Wat and Kate smiled at each other through the dusk, and the kindred feeling and its mutual recognition cheered them. The night had been anxious enough, but now the morning was coming and they could look on each other's faces. So they plodded on as practically and placidly as if they had been coworkers of an ancient partnership, sharers of one task, yoke-fellows driving the same plough-colter through the same furrow.

When they had arrived at the northern side of the island, Wat showed his companions where to stow the goods in the large open hall of rock, at the sheltered end of which he had arranged Kate's sleeping-chamber. The place was not indeed a cave, but only a large opening in an old sea cliff, which had been left high and dry by the gradual accumulation of the sand and mud brought down by the tide-race of the Suck. The entrance was completely concealed by the birches and rowan bushes which grew up around it and projected over it at every angle, their bright green leaves and reddening berries showing pleasantly against the dark of the interior.
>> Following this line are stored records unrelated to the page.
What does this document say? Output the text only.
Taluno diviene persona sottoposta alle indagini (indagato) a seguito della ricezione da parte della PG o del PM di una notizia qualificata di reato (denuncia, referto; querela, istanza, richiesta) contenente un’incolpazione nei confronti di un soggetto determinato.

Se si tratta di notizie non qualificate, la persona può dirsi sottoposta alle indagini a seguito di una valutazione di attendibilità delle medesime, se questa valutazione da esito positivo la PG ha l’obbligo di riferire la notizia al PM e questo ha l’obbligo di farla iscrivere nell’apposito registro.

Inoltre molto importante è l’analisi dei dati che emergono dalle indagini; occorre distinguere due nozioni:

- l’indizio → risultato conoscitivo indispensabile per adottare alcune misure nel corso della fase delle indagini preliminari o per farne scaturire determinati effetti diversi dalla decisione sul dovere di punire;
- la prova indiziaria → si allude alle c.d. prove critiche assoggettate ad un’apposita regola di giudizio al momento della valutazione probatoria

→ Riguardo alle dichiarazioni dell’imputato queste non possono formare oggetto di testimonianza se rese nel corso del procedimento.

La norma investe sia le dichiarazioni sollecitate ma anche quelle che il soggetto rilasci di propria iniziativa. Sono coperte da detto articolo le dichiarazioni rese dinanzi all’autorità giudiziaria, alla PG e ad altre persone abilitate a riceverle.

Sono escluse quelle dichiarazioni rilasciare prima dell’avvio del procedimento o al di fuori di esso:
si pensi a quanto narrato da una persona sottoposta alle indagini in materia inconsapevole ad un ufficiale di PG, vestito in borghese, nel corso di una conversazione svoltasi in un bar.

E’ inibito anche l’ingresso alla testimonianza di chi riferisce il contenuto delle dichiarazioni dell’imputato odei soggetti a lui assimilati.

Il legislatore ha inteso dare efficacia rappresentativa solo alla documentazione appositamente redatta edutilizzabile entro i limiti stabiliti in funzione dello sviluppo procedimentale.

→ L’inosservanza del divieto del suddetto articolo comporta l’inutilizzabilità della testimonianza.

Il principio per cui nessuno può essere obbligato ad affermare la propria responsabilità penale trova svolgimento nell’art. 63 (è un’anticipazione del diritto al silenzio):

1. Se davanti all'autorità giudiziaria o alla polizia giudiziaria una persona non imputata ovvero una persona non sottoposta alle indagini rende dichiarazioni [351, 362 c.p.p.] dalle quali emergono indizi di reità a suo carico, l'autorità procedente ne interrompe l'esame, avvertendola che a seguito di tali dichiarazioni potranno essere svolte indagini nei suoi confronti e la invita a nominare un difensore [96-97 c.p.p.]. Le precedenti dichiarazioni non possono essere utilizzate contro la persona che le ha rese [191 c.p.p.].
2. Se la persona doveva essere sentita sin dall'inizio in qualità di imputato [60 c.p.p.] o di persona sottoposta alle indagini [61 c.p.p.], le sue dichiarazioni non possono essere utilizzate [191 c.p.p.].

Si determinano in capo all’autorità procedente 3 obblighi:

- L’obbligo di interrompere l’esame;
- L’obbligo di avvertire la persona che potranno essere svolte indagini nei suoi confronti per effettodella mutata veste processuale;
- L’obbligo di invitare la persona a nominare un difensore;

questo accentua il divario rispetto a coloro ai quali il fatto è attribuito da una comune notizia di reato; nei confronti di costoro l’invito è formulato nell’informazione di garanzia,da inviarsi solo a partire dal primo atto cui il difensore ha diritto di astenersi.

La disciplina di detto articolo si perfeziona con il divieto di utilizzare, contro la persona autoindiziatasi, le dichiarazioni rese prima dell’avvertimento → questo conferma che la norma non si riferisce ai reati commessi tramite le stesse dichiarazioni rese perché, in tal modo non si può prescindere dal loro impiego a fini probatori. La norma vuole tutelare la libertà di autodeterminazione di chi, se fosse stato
Wat immediately started off again to make one final trip, to see that nothing had been left at the southern landing-place. Finding nothing, he came back much elated so thoroughly to have carried through his purposes in the space of a summer's night, and at last to have both Kate and Scarlett safe with him on the isle of Fiara.

As for Wise Jan, he was left to sleep in peace behind the bowlder by the landing-place till his scattered senses should return.